In kindergarten & year 1 I would always thrust my hand up prematurely and spurt out a wrong answer. It got to the point where the teacher made a specific point of sitting down & talking to me about ‘letting other people have a go’. In response to this perceived failure I started hanging with the wrong crowd – it consisted of one boy, the oldest boy in the class. We would stalk the boundaries of the playground in order to do things like throw handfuls of sand at trucks; or, use concrete as an abrasive to sharpen paddle-pop sticks into knives; or we might go & shout things at the kids on the senior side of the school, urging them to chase us. I think it ended when we were caught throwing wet paper all over the roof of the boy’s toilet, & when my family moved away from Melbourne.

It seems I was always an immature child. I was enrolled in school at the young end of the spectrum because I was intelligent enough but nowadays people think differently about this sort of action. I was always uncertain of how to interact with other kids, over-thinking the simplest of friendship gestures. It’s almost certainly the reason my parents vetoed a move to have me advanced a grade in year 3. I didn’t understand why. I believed it was a deserved chance to show everyone how good at things I was.

But really. At this stage, at Forest Hill School, once a week afternoon sport consisted of football. Rugby League. There was only one class at in each year level, & accordingly all the boys in my class formed the Forest Hill Rugby Team. This was the weekly sport on offer during winter. If you were a girl, you engaged in various indoor craft like activities. Girls don’t do sport in winter. It gets muddy. I was left in the middle because I wouldn’t play league. It’s a decision I stuck with. I would wander the grounds of the school like some vampire, peering around corners, constantly afraid some teacher would lambast me for ‘non-joining’. One afternoon I was made to go & join the boys. I remember it actually being not that bad. I just joined in passing the ball around a bit. More poignant is the memory of one of my classmates saying to the teacher afterwards ‘Derek came and helped out at footy today’. Obviously I was a cause for group concern.

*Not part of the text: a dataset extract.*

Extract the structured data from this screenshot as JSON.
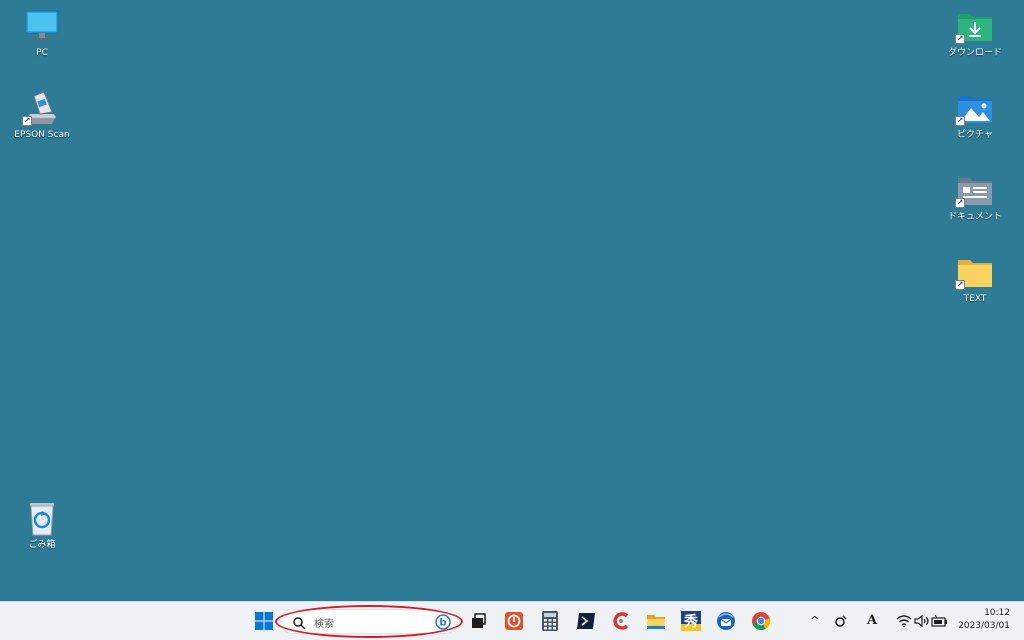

Narratives were valued at times though; I think perhaps this was at the end of my primary time, year 6, when girls & boys started ‘going out’, & writing ‘X 4 Y’ on pencil cases etc. We would have story-writing time. You could go it alone, or you could compose something with a friend. I believe my sense of story was valued here, because I did at times have to choose which friend I would write with from a group of eager partners. One morning two of us wrote a satirical sexual romp featuring two unpopular kids in the class. This is what I had – I would write the things legibly that the other kids could only shout at each other over lunch. We had a boy wake in bed with a girl, leap out of bed, realise he was naked, get back in the bed… & so forth. We had class excursions where our teacher would be busted with pornographic magazines. You get the picture. I assume not too many of these stories were ever shared.

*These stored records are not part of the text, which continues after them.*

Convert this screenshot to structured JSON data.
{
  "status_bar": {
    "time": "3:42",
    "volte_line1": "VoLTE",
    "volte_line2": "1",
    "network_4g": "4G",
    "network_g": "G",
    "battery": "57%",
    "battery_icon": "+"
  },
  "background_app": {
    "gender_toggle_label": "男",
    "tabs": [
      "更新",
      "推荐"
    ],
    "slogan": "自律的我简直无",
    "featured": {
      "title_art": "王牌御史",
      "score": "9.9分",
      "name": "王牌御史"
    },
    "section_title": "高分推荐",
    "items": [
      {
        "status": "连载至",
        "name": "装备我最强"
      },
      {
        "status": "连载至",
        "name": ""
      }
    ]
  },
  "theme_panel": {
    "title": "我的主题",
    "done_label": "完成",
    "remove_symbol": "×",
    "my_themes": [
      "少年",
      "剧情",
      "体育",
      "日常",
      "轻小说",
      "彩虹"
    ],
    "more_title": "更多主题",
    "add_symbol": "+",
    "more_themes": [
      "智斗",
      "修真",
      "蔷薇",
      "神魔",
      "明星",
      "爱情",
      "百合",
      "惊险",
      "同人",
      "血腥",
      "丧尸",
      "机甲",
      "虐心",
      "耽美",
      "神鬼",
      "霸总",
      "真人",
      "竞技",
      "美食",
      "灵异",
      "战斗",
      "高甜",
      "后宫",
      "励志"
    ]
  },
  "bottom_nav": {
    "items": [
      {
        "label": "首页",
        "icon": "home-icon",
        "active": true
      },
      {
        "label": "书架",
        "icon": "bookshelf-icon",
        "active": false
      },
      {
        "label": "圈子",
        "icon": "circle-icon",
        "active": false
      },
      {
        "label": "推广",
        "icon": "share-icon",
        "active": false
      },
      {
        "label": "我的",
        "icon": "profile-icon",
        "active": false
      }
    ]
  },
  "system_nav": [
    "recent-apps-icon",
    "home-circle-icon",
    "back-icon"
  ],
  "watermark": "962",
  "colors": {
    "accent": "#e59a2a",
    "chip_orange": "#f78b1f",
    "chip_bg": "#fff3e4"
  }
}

My scripture workbook from this period (once a week Christianity was impressed upon us) shows that I’d expressed my awkwardness in this forum too. Alongside garish cartoons of Jesus I’d written ‘Yeah, but how many people did Jesus save, & what were their names?’ The scripture teacher had used this, as well as my many disciples festooned with fake moustaches & glasses & cigars, as evidence to claim I was not taking her class seriously. Who knows if that was true or not.

One day the whole class waited across the zebra-crossing to beat up a particularly un-liked kid. Everyone waited so I waited. I didn’t like the kid. He offended pretty much every one. But I wouldn’t have done any beating. It just seemed like a thing to do to wait there for him – it positioned you as not him. There were no teachers. There was just the lollypop lady. He wouldn’t cross the highway. He waited, for what seemed like hours, looking at us & quietly talking to the lollypop lady. There were no mobile phones in these days. He looked scared. Eventually we dispersed & I have no memory of if there was any fallout.

It was somewhere near this time that someone threw a rock at me across the dirt track as I rode my bmx home. I realised later it had made an indent in my stackhat, possibly an inch deep, no doubt enough to have killed me had I not been wearing it. What could I have possibly done to deserve this? Me, potential arbiter of all things, gentle over-thinker & teller of biting un-truths?